No título de um artigo, publicado em 1988, na revista italiana "Poesia", onde expõe uma das mais idiossincráticas reflexões sobre poesia, Jacques Derrida questionava: Che cos'è la poesia?
Garcia Lorca responde: Mas o que vou dizer da Poesia? O que vou dizer destas nuvens, deste céu? Olhar, olhar, olhá-las, olhá-lo, e nada mais. Compreenderás que um poeta não pode dizer nada da poesia. Isso fica para os críticos e professores. Mas nem tu, nem eu, nem poeta algum sabemos o que é a poesia.
Já Roberto Cotroneo, no livro “Se uma manhã de verão uma criança – Carta ao meu filho sobre o amor pelos livros”, ao tratar a poesia, escolhe a Canção de Amor de John Alfred Prufrock, de T. S. Eliot. Transcrevo:
Lembras-te quando te dizia: não vejas a literatura como uma montanha alta e inatingível? Pois este é o capítulo para pôr em prática esta recomendação. Porque nele falaremos de poesia. E fazemo-lo não tanto porque a poesia é algo que nobilita o espírito. Não. Porque a poesia serve para compreender o mundo. Não para nos deleitarmos. Ou antes: não só para nos deleitarmos. [...] Mas nesta poesia, nesta longa poesia, as complicações não se limitam ao título, ou à escolha da epígrafe. É uma poesia difícil, porque fala de um homem difícil; e do que esse homem tem de fazer (e não faz) todos os dias. E do que se passa no mundo (e há tempos que se passa). E das coisas que há no mundo: e que muitas vezes são pequenas. E tudo lá está, como só numa poesia, numa grande poesia, pode acontecer. […] A poesia nem sempre é imagem, nem sempre remete para outra coisa: por vezes faz-nos sonhar com um lugar de que não conhecemos a aparência, mas do qual pressentimos a inquietação.
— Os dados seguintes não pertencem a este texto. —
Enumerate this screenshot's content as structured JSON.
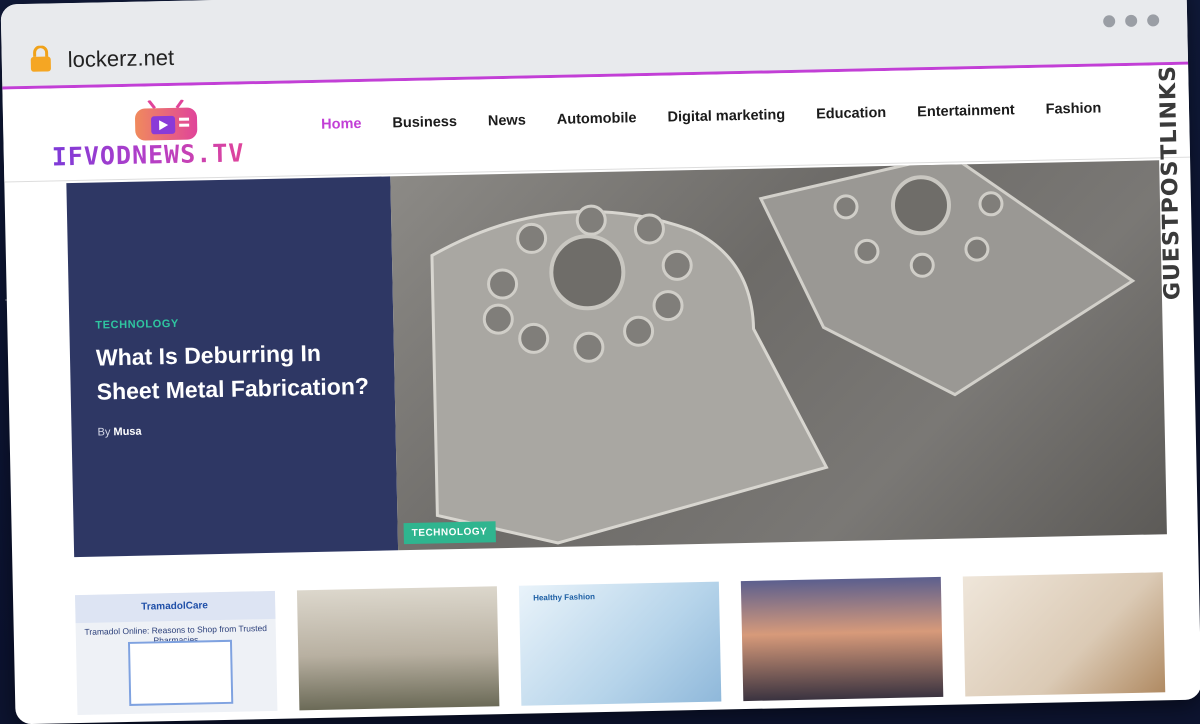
{
  "browser": {
    "url": "lockerz.net"
  },
  "site": {
    "logo_text": "IFVODNEWS.TV",
    "nav": [
      {
        "label": "Home"
      },
      {
        "label": "Business"
      },
      {
        "label": "News"
      },
      {
        "label": "Automobile"
      },
      {
        "label": "Digital marketing"
      },
      {
        "label": "Education"
      },
      {
        "label": "Entertainment"
      },
      {
        "label": "Fashion"
      }
    ]
  },
  "hero": {
    "category": "TECHNOLOGY",
    "title": "What Is Deburring In Sheet Metal Fabrication?",
    "by_prefix": "By",
    "author": "Musa",
    "image_tag": "TECHNOLOGY"
  },
  "cards": {
    "card1_brand": "TramadolCare",
    "card1_caption": "Tramadol Online: Reasons to Shop from Trusted Pharmacies",
    "card3_brand": "Healthy Fashion"
  },
  "badge": {
    "text": "GUESTPOSTLINKS"
  },
  "colors": {
    "accent": "#c23fd6",
    "hero_panel": "#2e3764",
    "category_green": "#2fc6a0"
  }
}
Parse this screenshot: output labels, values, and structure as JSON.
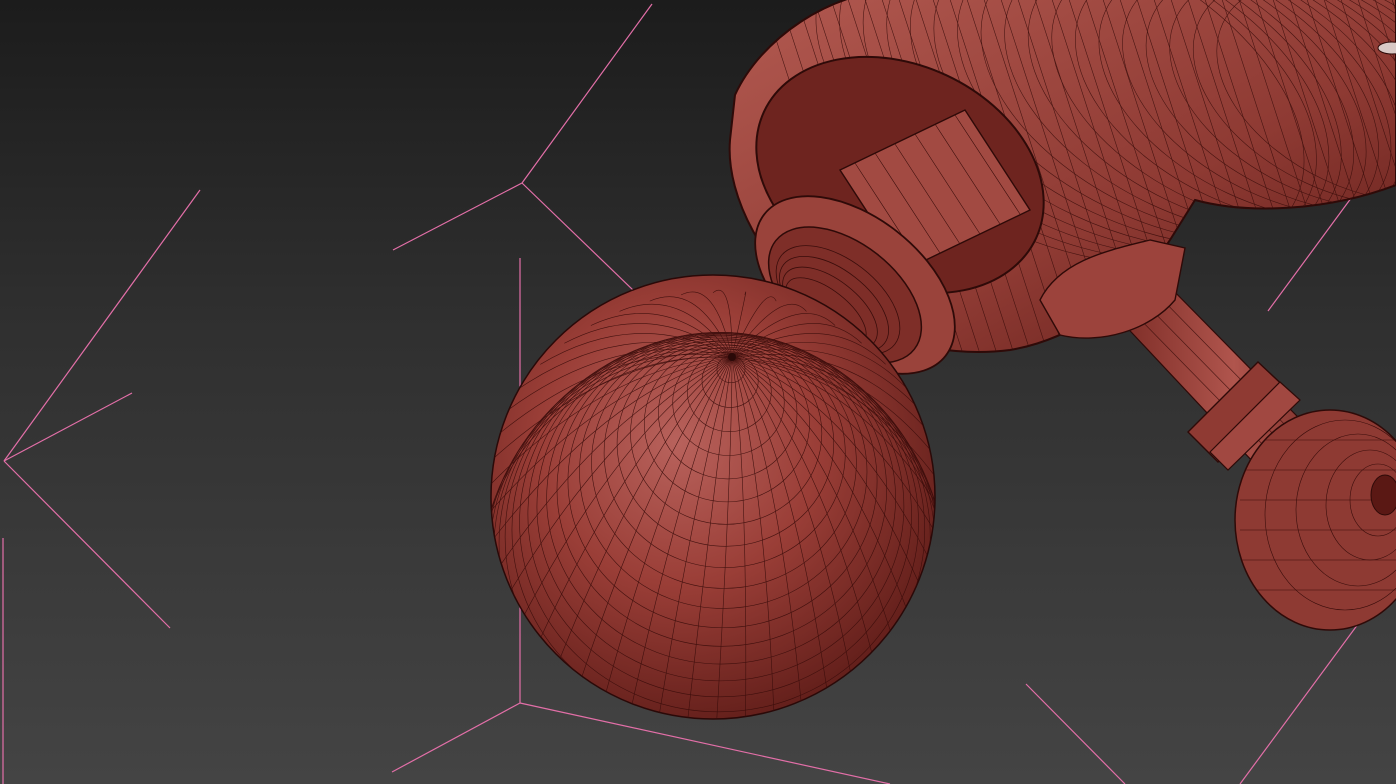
{
  "viewport": {
    "background_top": "#1c1c1c",
    "background_bottom": "#444444",
    "shading": "wireframe-over-shaded",
    "mesh_color": "#a2463e",
    "wire_color": "#3a0d0b",
    "selection_line_color": "#e36fa8"
  },
  "scene_objects": [
    {
      "name": "ball-joint-sphere"
    },
    {
      "name": "threaded-nut"
    },
    {
      "name": "cylindrical-housing"
    },
    {
      "name": "piston-rod"
    },
    {
      "name": "rod-end-bearing"
    }
  ]
}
Também Alberto Manguel, em "Uma História da Curiosidade", diz:
Talvez a perseverança de uma voz seja a única verdadeira justificação da poesia. A poesia não oferece respostas, não pode apagar o sofrimento, a poesia não trará um ser amado de volta à vida, a poesia não nos protege do mal, a poesia não nos concede força ética nem coragem moral, a poesia não vinga as vítimas nem castiga os que as vitimam. Tudo o que a poesia pode fazer, e quando as estrelas são caridosas, é emprestar as palavras às nossas perguntas, ecoar o nosso sofrimento, ajudar-nos a recordar os mortos, nomear as obras do mal, ensinar-nos a reflectir acerca das consequências da vingança e dos castigos, e também da bondade, mesmo quando essa bondade não existe. Este poder da poesia é algo que há muito conhecemos, ou talvez sempre tenhamos conhecido, desde os primórdios da linguagem.
Despeço-me da Ponte das Três Entradas, onde vim repousar dois dias.